Hanya transportasi udara dan laut saja yang bisa diandalkan.
Meski harga tranportasi udara begitu melangit
berkisar 6 juta-an pergi-pulang dan transportasi laut sampai berhari-hari tapi
mereka masih mempunyai kerinduan untuk terus berharap adanya pelayanan kepada
mereka. Kerinduan itu berpuncak hingga Paskah 2013 lalu. Setelah menghubungi
Pastor Paroki di Serui untuk meminta tenaga pelayan, (Mambramo merupakan bagian
dari wilayah paroki Serui)—namun mereka tidak mendapatkannya. Sementara umat
menghendaki adanya pelayan tertahbis dan berusaha mencarinya di keuskupan
Jayapura, tapi juga tidak mendapatkannya. Akhirnya mereka pun menghubungi kami
di Seminari untuk meminta tenaga pelayan.

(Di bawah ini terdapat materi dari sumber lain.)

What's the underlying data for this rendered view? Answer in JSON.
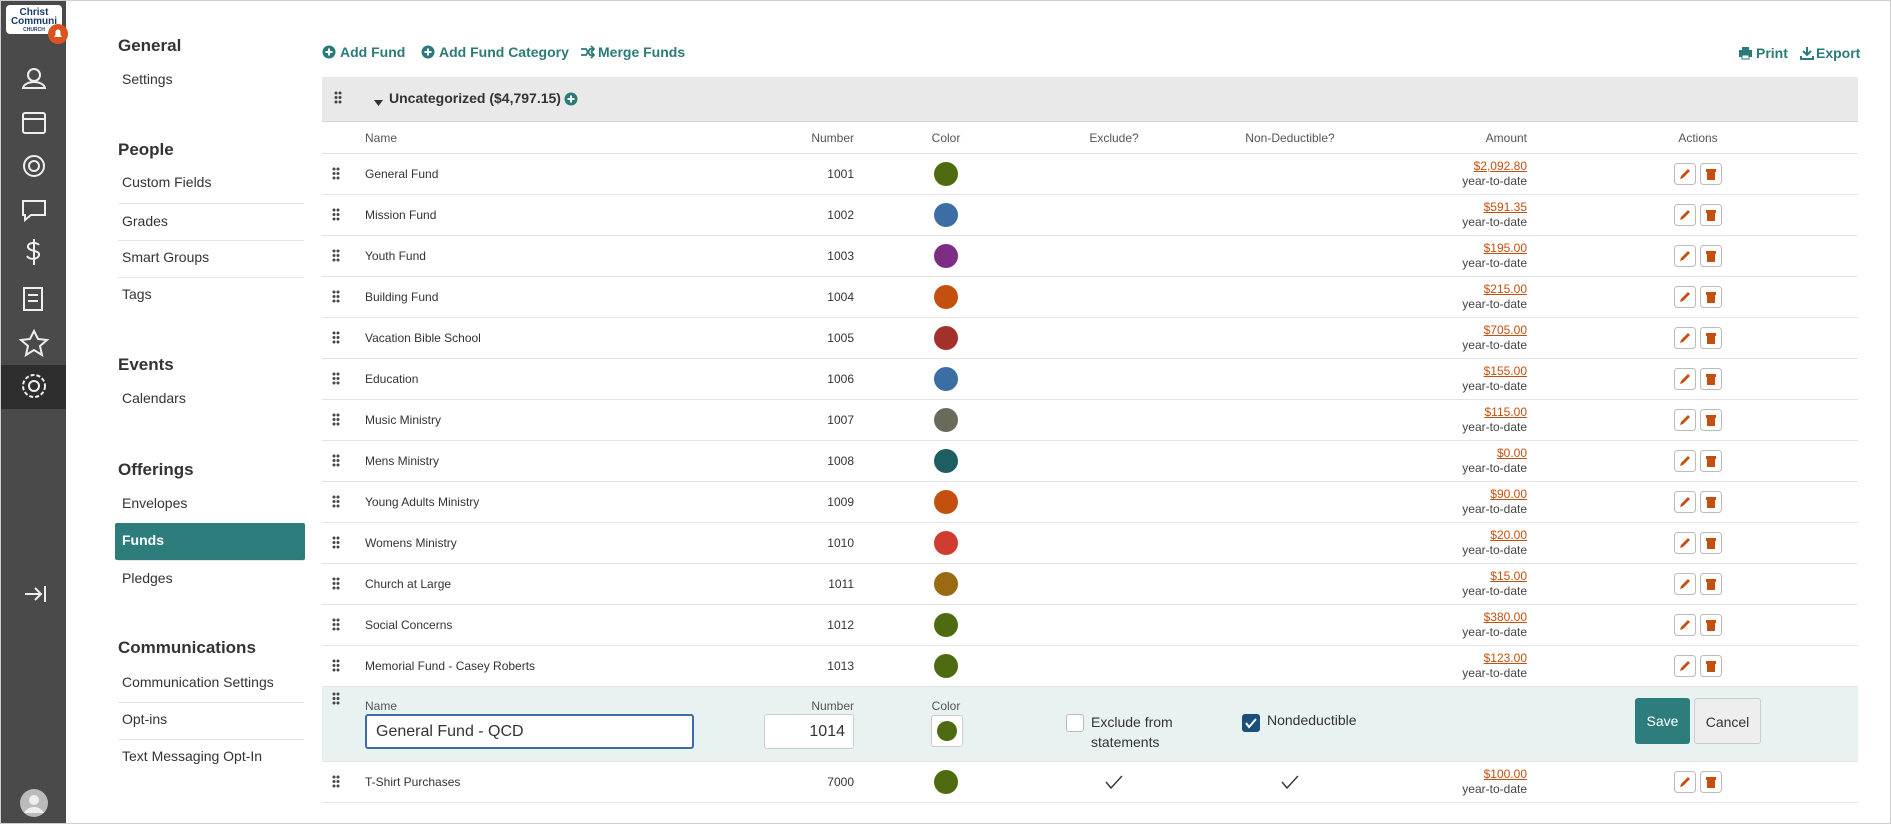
{
  "logo": [
    "Christ",
    "Communi",
    "CHURCH"
  ],
  "menu": [
    {
      "heading": "General",
      "items": [
        "Settings"
      ]
    },
    {
      "heading": "People",
      "items": [
        "Custom Fields",
        "Grades",
        "Smart Groups",
        "Tags"
      ]
    },
    {
      "heading": "Events",
      "items": [
        "Calendars"
      ]
    },
    {
      "heading": "Offerings",
      "items": [
        "Envelopes",
        "Funds",
        "Pledges"
      ]
    },
    {
      "heading": "Communications",
      "items": [
        "Communication Settings",
        "Opt-ins",
        "Text Messaging Opt-In"
      ]
    }
  ],
  "active_menu": {
    "section": 3,
    "item": 1
  },
  "toolbar": {
    "actions": [
      "Add Fund",
      "Add Fund Category",
      "Merge Funds"
    ],
    "print": "Print",
    "export": "Export"
  },
  "category": {
    "label": "Uncategorized ($4,797.15)"
  },
  "columns": [
    "Name",
    "Number",
    "Color",
    "Exclude?",
    "Non-Deductible?",
    "Amount",
    "Actions"
  ],
  "funds": [
    {
      "name": "General Fund",
      "number": "1001",
      "color": "#4f6b12",
      "exclude": false,
      "nondeductible": false,
      "amount": "$2,092.80",
      "period": "year-to-date"
    },
    {
      "name": "Mission Fund",
      "number": "1002",
      "color": "#3a6ea5",
      "exclude": false,
      "nondeductible": false,
      "amount": "$591.35",
      "period": "year-to-date"
    },
    {
      "name": "Youth Fund",
      "number": "1003",
      "color": "#7b2e83",
      "exclude": false,
      "nondeductible": false,
      "amount": "$195.00",
      "period": "year-to-date"
    },
    {
      "name": "Building Fund",
      "number": "1004",
      "color": "#c4500f",
      "exclude": false,
      "nondeductible": false,
      "amount": "$215.00",
      "period": "year-to-date"
    },
    {
      "name": "Vacation Bible School",
      "number": "1005",
      "color": "#a3302a",
      "exclude": false,
      "nondeductible": false,
      "amount": "$705.00",
      "period": "year-to-date"
    },
    {
      "name": "Education",
      "number": "1006",
      "color": "#3a6ea5",
      "exclude": false,
      "nondeductible": false,
      "amount": "$155.00",
      "period": "year-to-date"
    },
    {
      "name": "Music Ministry",
      "number": "1007",
      "color": "#6a6a5a",
      "exclude": false,
      "nondeductible": false,
      "amount": "$115.00",
      "period": "year-to-date"
    },
    {
      "name": "Mens Ministry",
      "number": "1008",
      "color": "#1d5e63",
      "exclude": false,
      "nondeductible": false,
      "amount": "$0.00",
      "period": "year-to-date"
    },
    {
      "name": "Young Adults Ministry",
      "number": "1009",
      "color": "#c4500f",
      "exclude": false,
      "nondeductible": false,
      "amount": "$90.00",
      "period": "year-to-date"
    },
    {
      "name": "Womens Ministry",
      "number": "1010",
      "color": "#d03c2f",
      "exclude": false,
      "nondeductible": false,
      "amount": "$20.00",
      "period": "year-to-date"
    },
    {
      "name": "Church at Large",
      "number": "1011",
      "color": "#9a6a12",
      "exclude": false,
      "nondeductible": false,
      "amount": "$15.00",
      "period": "year-to-date"
    },
    {
      "name": "Social Concerns",
      "number": "1012",
      "color": "#4f6b12",
      "exclude": false,
      "nondeductible": false,
      "amount": "$380.00",
      "period": "year-to-date"
    },
    {
      "name": "Memorial Fund - Casey Roberts",
      "number": "1013",
      "color": "#4f6b12",
      "exclude": false,
      "nondeductible": false,
      "amount": "$123.00",
      "period": "year-to-date"
    }
  ],
  "edit_row": {
    "name_label": "Name",
    "name_value": "General Fund - QCD",
    "number_label": "Number",
    "number_value": "1014",
    "color_label": "Color",
    "color": "#4f6b12",
    "exclude_label": "Exclude from statements",
    "exclude": false,
    "nondeductible_label": "Nondeductible",
    "nondeductible": true,
    "save": "Save",
    "cancel": "Cancel"
  },
  "more_funds": [
    {
      "name": "T-Shirt Purchases",
      "number": "7000",
      "color": "#4f6b12",
      "exclude": true,
      "nondeductible": true,
      "amount": "$100.00",
      "period": "year-to-date"
    }
  ]
}
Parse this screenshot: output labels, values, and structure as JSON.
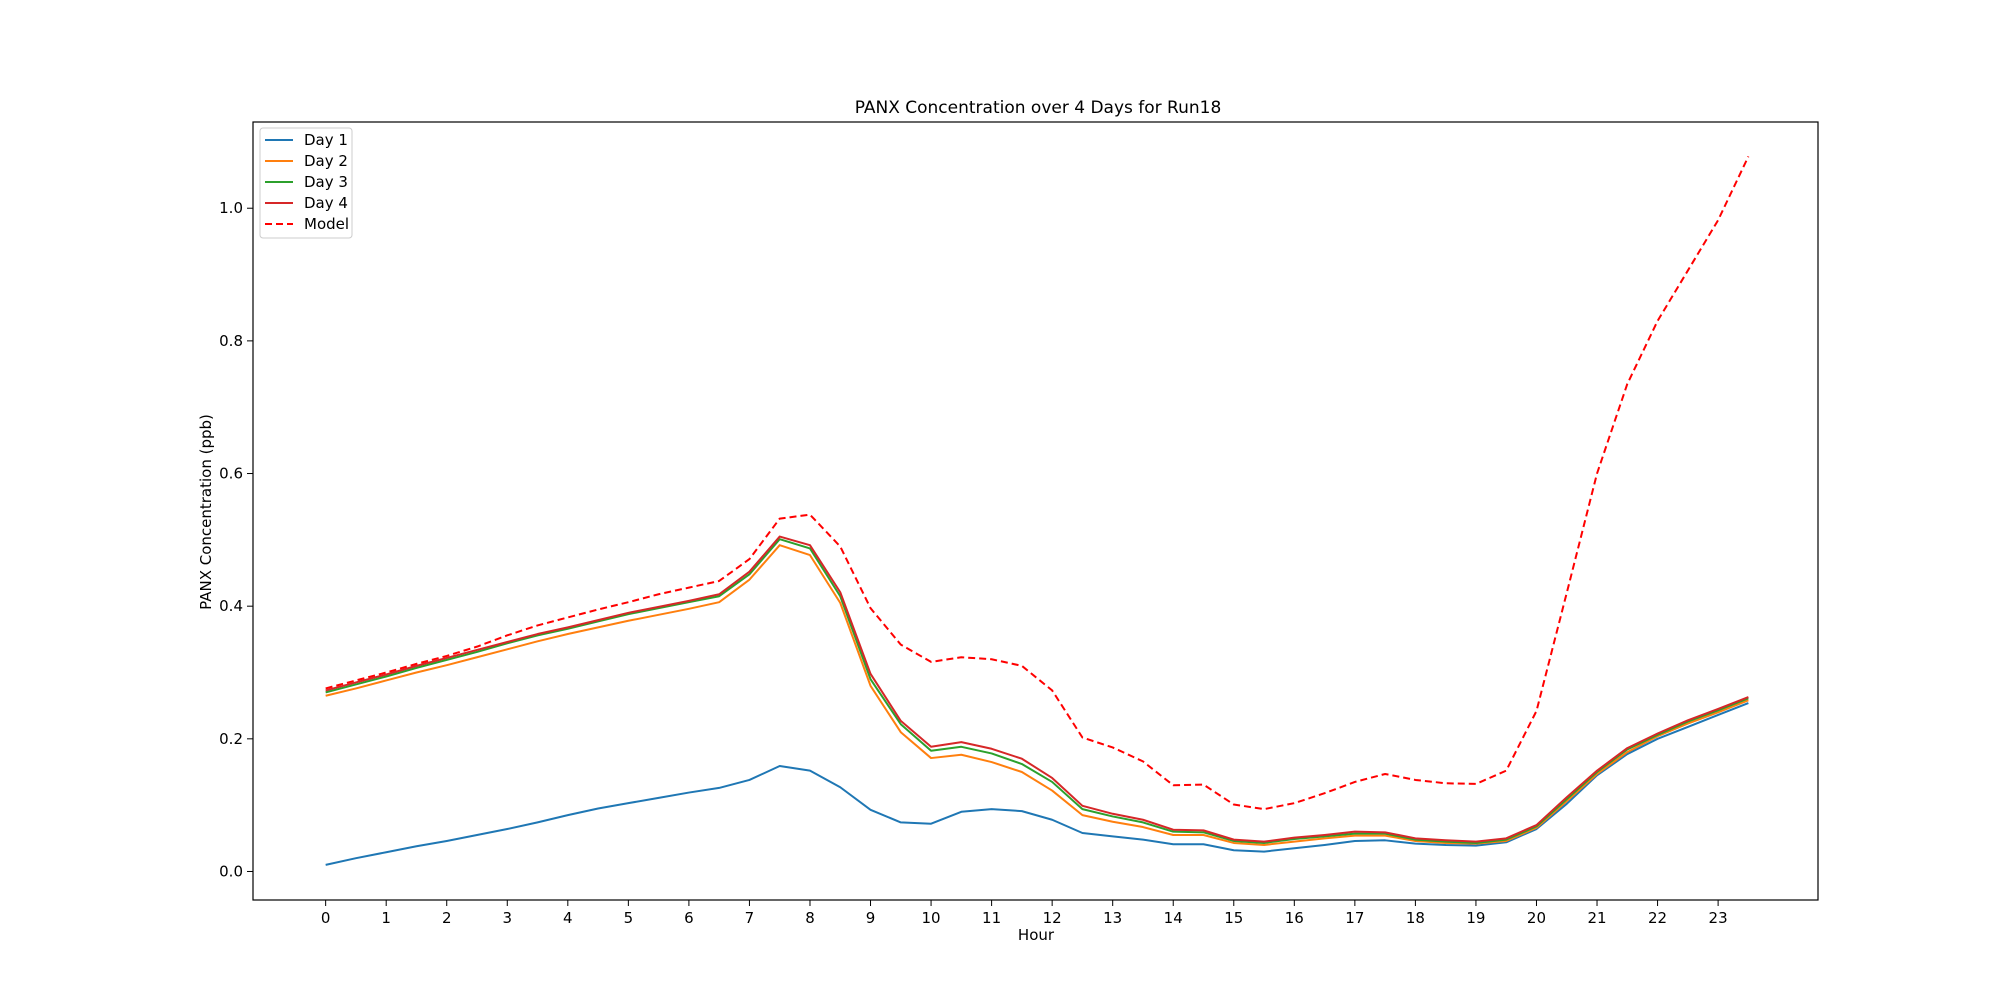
{
  "chart_data": {
    "type": "line",
    "title": "PANX Concentration over 4 Days for Run18",
    "xlabel": "Hour",
    "ylabel": "PANX Concentration (ppb)",
    "xlim": [
      -1.2,
      24.65
    ],
    "ylim": [
      -0.043,
      1.13
    ],
    "xticks": [
      0,
      1,
      2,
      3,
      4,
      5,
      6,
      7,
      8,
      9,
      10,
      11,
      12,
      13,
      14,
      15,
      16,
      17,
      18,
      19,
      20,
      21,
      22,
      23
    ],
    "yticks": [
      0.0,
      0.2,
      0.4,
      0.6,
      0.8,
      1.0
    ],
    "ytick_labels": [
      "0.0",
      "0.2",
      "0.4",
      "0.6",
      "0.8",
      "1.0"
    ],
    "grid": false,
    "legend_position": "top-left",
    "x": [
      0,
      0.5,
      1,
      1.5,
      2,
      2.5,
      3,
      3.5,
      4,
      4.5,
      5,
      5.5,
      6,
      6.5,
      7,
      7.5,
      8,
      8.5,
      9,
      9.5,
      10,
      10.5,
      11,
      11.5,
      12,
      12.5,
      13,
      13.5,
      14,
      14.5,
      15,
      15.5,
      16,
      16.5,
      17,
      17.5,
      18,
      18.5,
      19,
      19.5,
      20,
      20.5,
      21,
      21.5,
      22,
      22.5,
      23,
      23.5
    ],
    "series": [
      {
        "name": "Day 1",
        "color": "#1f77b4",
        "style": "solid",
        "values": [
          0.01,
          0.02,
          0.029,
          0.038,
          0.046,
          0.055,
          0.064,
          0.074,
          0.085,
          0.095,
          0.103,
          0.111,
          0.119,
          0.126,
          0.138,
          0.159,
          0.152,
          0.127,
          0.093,
          0.074,
          0.072,
          0.09,
          0.094,
          0.091,
          0.078,
          0.058,
          0.053,
          0.048,
          0.041,
          0.041,
          0.032,
          0.03,
          0.035,
          0.04,
          0.046,
          0.047,
          0.042,
          0.04,
          0.039,
          0.044,
          0.064,
          0.102,
          0.145,
          0.177,
          0.2,
          0.218,
          0.236,
          0.254
        ]
      },
      {
        "name": "Day 2",
        "color": "#ff7f0e",
        "style": "solid",
        "values": [
          0.265,
          0.276,
          0.288,
          0.3,
          0.311,
          0.323,
          0.335,
          0.347,
          0.358,
          0.368,
          0.378,
          0.387,
          0.396,
          0.406,
          0.44,
          0.492,
          0.477,
          0.405,
          0.28,
          0.21,
          0.171,
          0.176,
          0.165,
          0.15,
          0.122,
          0.085,
          0.075,
          0.067,
          0.055,
          0.055,
          0.043,
          0.04,
          0.045,
          0.05,
          0.054,
          0.054,
          0.046,
          0.043,
          0.042,
          0.046,
          0.066,
          0.106,
          0.147,
          0.18,
          0.204,
          0.223,
          0.24,
          0.258
        ]
      },
      {
        "name": "Day 3",
        "color": "#2ca02c",
        "style": "solid",
        "values": [
          0.27,
          0.282,
          0.294,
          0.307,
          0.319,
          0.331,
          0.344,
          0.356,
          0.366,
          0.377,
          0.388,
          0.397,
          0.406,
          0.415,
          0.448,
          0.501,
          0.487,
          0.415,
          0.29,
          0.222,
          0.182,
          0.188,
          0.178,
          0.162,
          0.135,
          0.094,
          0.083,
          0.074,
          0.06,
          0.059,
          0.046,
          0.043,
          0.049,
          0.053,
          0.057,
          0.057,
          0.048,
          0.045,
          0.043,
          0.048,
          0.068,
          0.109,
          0.15,
          0.184,
          0.206,
          0.226,
          0.243,
          0.261
        ]
      },
      {
        "name": "Day 4",
        "color": "#d62728",
        "style": "solid",
        "values": [
          0.273,
          0.285,
          0.297,
          0.31,
          0.322,
          0.334,
          0.346,
          0.358,
          0.368,
          0.379,
          0.39,
          0.399,
          0.408,
          0.418,
          0.452,
          0.505,
          0.492,
          0.421,
          0.298,
          0.227,
          0.188,
          0.195,
          0.185,
          0.17,
          0.141,
          0.099,
          0.087,
          0.078,
          0.063,
          0.062,
          0.048,
          0.045,
          0.051,
          0.055,
          0.06,
          0.059,
          0.05,
          0.047,
          0.045,
          0.05,
          0.07,
          0.112,
          0.152,
          0.186,
          0.208,
          0.228,
          0.245,
          0.263
        ]
      },
      {
        "name": "Model",
        "color": "#ff0000",
        "style": "dashed",
        "values": [
          0.276,
          0.288,
          0.3,
          0.313,
          0.325,
          0.339,
          0.356,
          0.371,
          0.383,
          0.395,
          0.406,
          0.418,
          0.428,
          0.438,
          0.471,
          0.532,
          0.538,
          0.49,
          0.397,
          0.342,
          0.316,
          0.323,
          0.32,
          0.31,
          0.273,
          0.202,
          0.187,
          0.166,
          0.13,
          0.131,
          0.101,
          0.094,
          0.103,
          0.118,
          0.135,
          0.147,
          0.138,
          0.133,
          0.132,
          0.152,
          0.242,
          0.42,
          0.6,
          0.735,
          0.83,
          0.906,
          0.982,
          1.078
        ]
      }
    ]
  }
}
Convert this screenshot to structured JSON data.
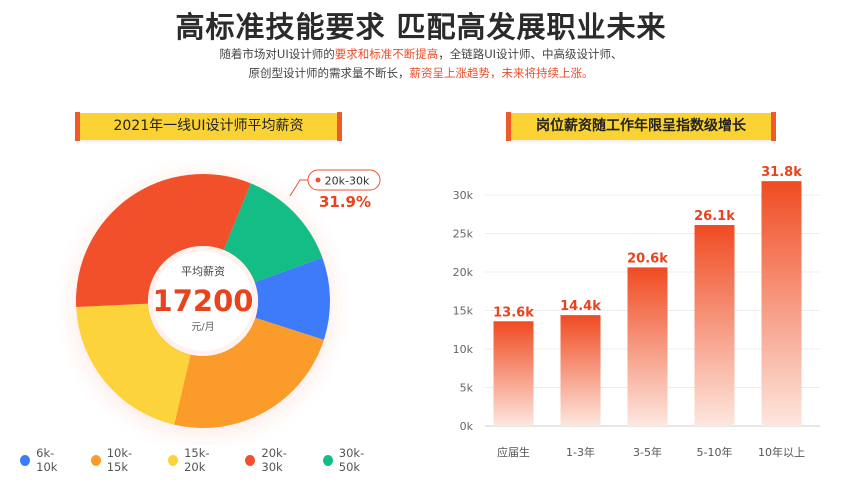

Kebetulan kami telah mengenal beberapa umat,
akhirnya kami berniat mengikuti asistensi Paskah di Mamberamo Raya. Kehadiran
kami untuk melayani umat di Mamberamo sedikit menjawab kerinduan hati umat
untuk menerima komuni kudus. Sebuah peristiwa mengharukan kami alami, ketika
pada saat komuni di Malam Kamis Putih, pada waktu itu beberapa umat menerima
komuni dengan tangis air mata. Kenyataan ini memperlihatkan betapa besarnya
kerinduan umat untuk menerima Tubuh Kristus.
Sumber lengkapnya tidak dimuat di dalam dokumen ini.